In terms of customization of 3D visual sensors, they can be divided into three types according to different application scenarios. The first type is a hand eye camera, installed at the end of the robotic arm, which is simple to install and can recognize very smooth surfaces, and can scan from multiple angles; The second is a fixed camera, which can scan with high precision and does not require robot movement; The third is a sliding camera with dual angle high-speed scanning, which can pre scan multiple material boxes without the need for robot movement, and can scan 6 or even more material boxes.
Subsequently, Yu Shufan also supplemented the application process of the software training system, part flipper, and secondary positioning station in the grasping plan through a factory video.
From theory to practice, the customized product line of Visual Science Popularization has accumulated over 80 practical cooperation cases with customers. For example, the cooperation between Visual Education and BMW Group.
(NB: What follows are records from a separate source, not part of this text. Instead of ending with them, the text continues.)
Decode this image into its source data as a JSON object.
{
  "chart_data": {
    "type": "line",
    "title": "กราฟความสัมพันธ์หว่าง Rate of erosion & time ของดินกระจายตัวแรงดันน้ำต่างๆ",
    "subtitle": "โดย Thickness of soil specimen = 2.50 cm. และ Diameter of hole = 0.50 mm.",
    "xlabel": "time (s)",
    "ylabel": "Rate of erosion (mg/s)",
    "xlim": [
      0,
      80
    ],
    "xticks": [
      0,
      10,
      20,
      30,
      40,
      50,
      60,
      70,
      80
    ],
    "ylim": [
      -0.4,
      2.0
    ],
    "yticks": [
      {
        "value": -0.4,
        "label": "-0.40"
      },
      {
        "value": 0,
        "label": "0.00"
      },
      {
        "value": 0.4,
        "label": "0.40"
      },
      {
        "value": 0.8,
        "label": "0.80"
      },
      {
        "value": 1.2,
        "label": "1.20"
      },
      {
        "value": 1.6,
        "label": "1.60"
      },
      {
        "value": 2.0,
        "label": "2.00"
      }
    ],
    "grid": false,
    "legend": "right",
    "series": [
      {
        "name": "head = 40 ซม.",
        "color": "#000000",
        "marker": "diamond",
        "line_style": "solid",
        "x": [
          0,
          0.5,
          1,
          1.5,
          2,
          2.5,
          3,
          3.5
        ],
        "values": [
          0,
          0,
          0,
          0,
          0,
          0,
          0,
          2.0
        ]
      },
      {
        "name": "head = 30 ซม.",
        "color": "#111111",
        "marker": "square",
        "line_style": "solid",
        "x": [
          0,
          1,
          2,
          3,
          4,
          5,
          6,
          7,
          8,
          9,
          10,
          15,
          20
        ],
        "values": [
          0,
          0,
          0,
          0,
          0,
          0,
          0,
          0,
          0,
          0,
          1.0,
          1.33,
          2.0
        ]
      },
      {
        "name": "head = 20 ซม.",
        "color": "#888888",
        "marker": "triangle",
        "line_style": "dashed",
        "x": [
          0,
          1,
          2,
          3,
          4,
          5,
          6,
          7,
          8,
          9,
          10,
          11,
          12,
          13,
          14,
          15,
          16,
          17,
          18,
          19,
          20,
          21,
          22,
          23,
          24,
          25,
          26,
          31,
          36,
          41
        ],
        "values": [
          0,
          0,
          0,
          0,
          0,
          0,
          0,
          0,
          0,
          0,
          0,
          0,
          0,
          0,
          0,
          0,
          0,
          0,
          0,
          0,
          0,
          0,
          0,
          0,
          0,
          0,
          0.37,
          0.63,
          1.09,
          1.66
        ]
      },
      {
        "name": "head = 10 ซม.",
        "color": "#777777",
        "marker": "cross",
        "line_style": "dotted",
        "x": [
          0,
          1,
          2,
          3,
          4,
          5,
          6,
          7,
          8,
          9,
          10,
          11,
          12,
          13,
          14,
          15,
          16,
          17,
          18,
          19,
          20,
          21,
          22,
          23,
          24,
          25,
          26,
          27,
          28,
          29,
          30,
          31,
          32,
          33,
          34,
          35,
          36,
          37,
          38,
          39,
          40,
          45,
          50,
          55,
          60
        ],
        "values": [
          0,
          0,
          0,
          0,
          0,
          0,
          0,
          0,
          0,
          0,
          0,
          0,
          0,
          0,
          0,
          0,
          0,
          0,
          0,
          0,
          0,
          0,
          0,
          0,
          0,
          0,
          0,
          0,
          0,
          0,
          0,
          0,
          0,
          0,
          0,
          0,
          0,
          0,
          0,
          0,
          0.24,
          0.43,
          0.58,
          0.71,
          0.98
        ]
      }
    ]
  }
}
This year, Visual Education officially launched the luggage compartment floor handling project and reinforcement beam project located at BMW Group's Leipzig factory, using a total of four Visual Education fixed vision system workstations. Specifically, the luggage compartment floor is a semi-structured stacked part that can be retrieved using high-precision positioning and gripping, directly transposed or loaded. The reinforced beam belongs to completely random parts, with the same goal of high-precision feeding into the fixture. It is equipped with an OC table and a flipping mechanism according to popular science, while meeting a beat of 15 seconds. In addition to BMW, automotive industry giants such as Audi, Volkswagen, Volvo, and Ford have also adopted systems developed by Visual Science Popularization and have gained widespread recognition from customers.
Yu Shufan said, "In the exploration of 3D vision, Visual Education has always insisted on achieving the integration of knowledge and action in 3D vision. The so-called integration of knowledge and action is mainly reflected in the integration of company product technology and customer needs, as well as the integration of knowledge and action in robots, brains, and eyes as a whole. Most importantly, in the future, we hope that the collaboration between robots and humans can achieve the integration of knowledge and action."